As used herein, all numerical values or ranges (e.g., in units of length such as micrometers or millimeters) include fractions of the values and integers within such ranges and fractions of the integers within such ranges unless the context clearly indicates otherwise. Thus, to illustrate, reference to a numerical range, such as 1-10 includes 1, 2, 3, 4, 5, 6, 7, 8, 9, 10, as well as 1.1, 1.2, 1.3, 1.4, 1.5, etc., and so forth. Reference to a range of 1-50 therefore includes 1, 2, 3, 4, 5, 6, 7, 8, 9, 10, 11, 12, 13, 14, 15, 16, 17, 18, 19, 20, etc., up to and including 50, as well as 1.1, 1.2, 1.3, 1.4, 1.5, etc., 2.1, 2.2, 2.3, 2.4, 2.5, etc., and so forth. Reference to a series of ranges includes ranges which combine the values of the boundaries of different ranges within the series. Thus, to illustrate reference to a series of ranges, for example, of 1-10, 10-20, 20-30, 30-40, 40-50, 50-60, 60-75, 75-100, 100-150, 150-200, 200-250, 250-300, 300-400, 400-500, 500-750, 750-1,000, includes ranges of 1-20, 10-50, 50-100, 100-500, and 500-1,000, for example.

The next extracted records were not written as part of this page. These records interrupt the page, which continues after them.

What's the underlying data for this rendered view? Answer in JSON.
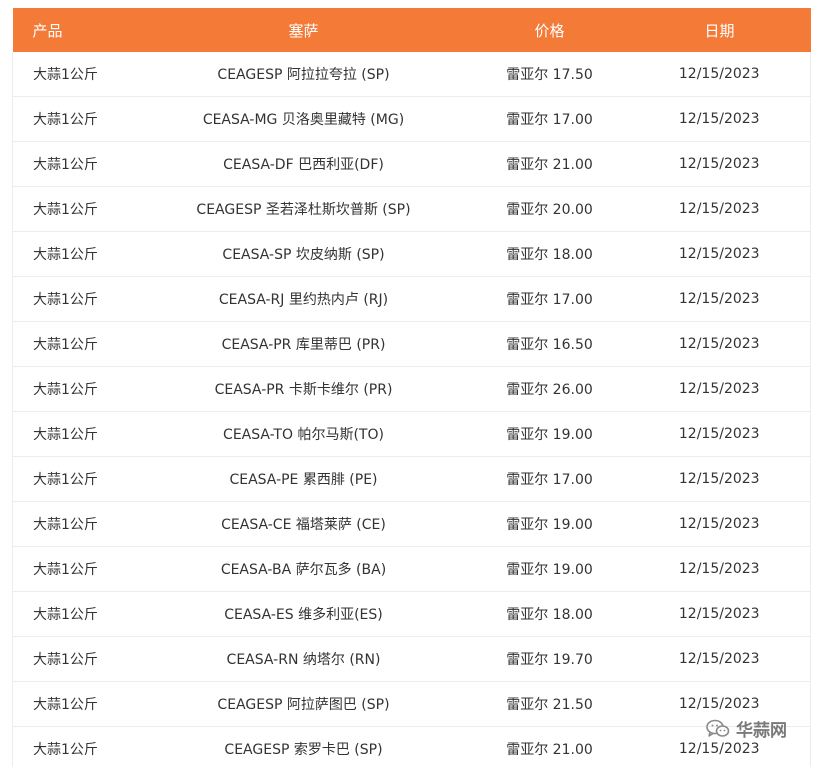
{
  "table": {
    "headers": {
      "product": "产品",
      "ceasa": "塞萨",
      "price": "价格",
      "date": "日期"
    },
    "rows": [
      {
        "product": "大蒜1公斤",
        "ceasa": "CEAGESP 阿拉拉夸拉 (SP)",
        "price": "雷亚尔 17.50",
        "date": "12/15/2023"
      },
      {
        "product": "大蒜1公斤",
        "ceasa": "CEASA-MG 贝洛奥里藏特 (MG)",
        "price": "雷亚尔 17.00",
        "date": "12/15/2023"
      },
      {
        "product": "大蒜1公斤",
        "ceasa": "CEASA-DF 巴西利亚(DF)",
        "price": "雷亚尔 21.00",
        "date": "12/15/2023"
      },
      {
        "product": "大蒜1公斤",
        "ceasa": "CEAGESP 圣若泽杜斯坎普斯 (SP)",
        "price": "雷亚尔 20.00",
        "date": "12/15/2023"
      },
      {
        "product": "大蒜1公斤",
        "ceasa": "CEASA-SP 坎皮纳斯 (SP)",
        "price": "雷亚尔 18.00",
        "date": "12/15/2023"
      },
      {
        "product": "大蒜1公斤",
        "ceasa": "CEASA-RJ 里约热内卢 (RJ)",
        "price": "雷亚尔 17.00",
        "date": "12/15/2023"
      },
      {
        "product": "大蒜1公斤",
        "ceasa": "CEASA-PR 库里蒂巴 (PR)",
        "price": "雷亚尔 16.50",
        "date": "12/15/2023"
      },
      {
        "product": "大蒜1公斤",
        "ceasa": "CEASA-PR 卡斯卡维尔 (PR)",
        "price": "雷亚尔 26.00",
        "date": "12/15/2023"
      },
      {
        "product": "大蒜1公斤",
        "ceasa": "CEASA-TO 帕尔马斯(TO)",
        "price": "雷亚尔 19.00",
        "date": "12/15/2023"
      },
      {
        "product": "大蒜1公斤",
        "ceasa": "CEASA-PE 累西腓 (PE)",
        "price": "雷亚尔 17.00",
        "date": "12/15/2023"
      },
      {
        "product": "大蒜1公斤",
        "ceasa": "CEASA-CE 福塔莱萨 (CE)",
        "price": "雷亚尔 19.00",
        "date": "12/15/2023"
      },
      {
        "product": "大蒜1公斤",
        "ceasa": "CEASA-BA 萨尔瓦多 (BA)",
        "price": "雷亚尔 19.00",
        "date": "12/15/2023"
      },
      {
        "product": "大蒜1公斤",
        "ceasa": "CEASA-ES 维多利亚(ES)",
        "price": "雷亚尔 18.00",
        "date": "12/15/2023"
      },
      {
        "product": "大蒜1公斤",
        "ceasa": "CEASA-RN 纳塔尔 (RN)",
        "price": "雷亚尔 19.70",
        "date": "12/15/2023"
      },
      {
        "product": "大蒜1公斤",
        "ceasa": "CEAGESP 阿拉萨图巴 (SP)",
        "price": "雷亚尔 21.50",
        "date": "12/15/2023"
      },
      {
        "product": "大蒜1公斤",
        "ceasa": "CEAGESP 索罗卡巴 (SP)",
        "price": "雷亚尔 21.00",
        "date": "12/15/2023"
      }
    ]
  },
  "watermark": {
    "text": "华蒜网",
    "icon": "wechat-icon"
  },
  "colors": {
    "header_bg": "#f47a38",
    "header_text": "#ffffff",
    "row_border": "#ececec"
  }
}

As used herein, the words “comprising” (and any form of comprising, such as “comprise” and “comprises”), “having” (and any form of having, such as “have” and “has”), “including” (and any form of including, such as “includes” and “include”) or “containing” (and any form of containing, such as “contains” and “contain”) are inclusive or open-ended and do not exclude additional, unrecited elements or method steps.

The term “or combinations thereof” as used herein refers to all permutations and combinations of the listed items preceding the term. For example, “A, B, C, or combinations thereof” is intended to include at least one of: A, B, C, AB, AC, BC, or ABC, and if order is important in a particular context, also BA, CA, CB, CBA, BCA, ACB, BAC, or CAB. Continuing with this example, expressly included are combinations that contain repeats of one or more item or term, such as BB, AAA, AAB, BBC, AAABCCCC, CBBAAA, CABABB, and so forth. The skilled artisan will understand that typically there is no limit on the number of items or terms in any combination, unless otherwise apparent from the context.

Throughout this application, the terms “about” or “approximately” are used to indicate that a value includes the inherent variation of error. Further, in this detailed description, each numerical value (e.g., temperature or time) should be read once as modified by the term “about” (unless already expressly so modified), and then read again as not so modified unless otherwise indicated in context. As noted above, any range listed or described herein is intended to include, implicitly or explicitly, any number within the range, particularly all integers, including the end points, and is to be considered as having been so stated. For example, “a range from 1 to 10” is to be read as indicating each possible number, particularly integers, along the continuum between about 1 and about 10. Thus, even if specific data points within the range, or even no data points within the range, are explicitly identified or specifically referred to, it is to be understood that any data points within the range are to be considered to have been specified, and that the inventors possessed knowledge of the entire range and the points within the range. Unless otherwise stated, the term “about” or “approximately”, where used herein when referring to a measurable value such as an amount, length, thickness, a temporal duration, and the like, is meant to encompass, for example, variations of ±20% or ±10%, or ±5%, or ±1%, or ±0.1% from the specified value, as such variations are appropriate to perform the disclosed methods and as understood by persons having ordinary skill in the art.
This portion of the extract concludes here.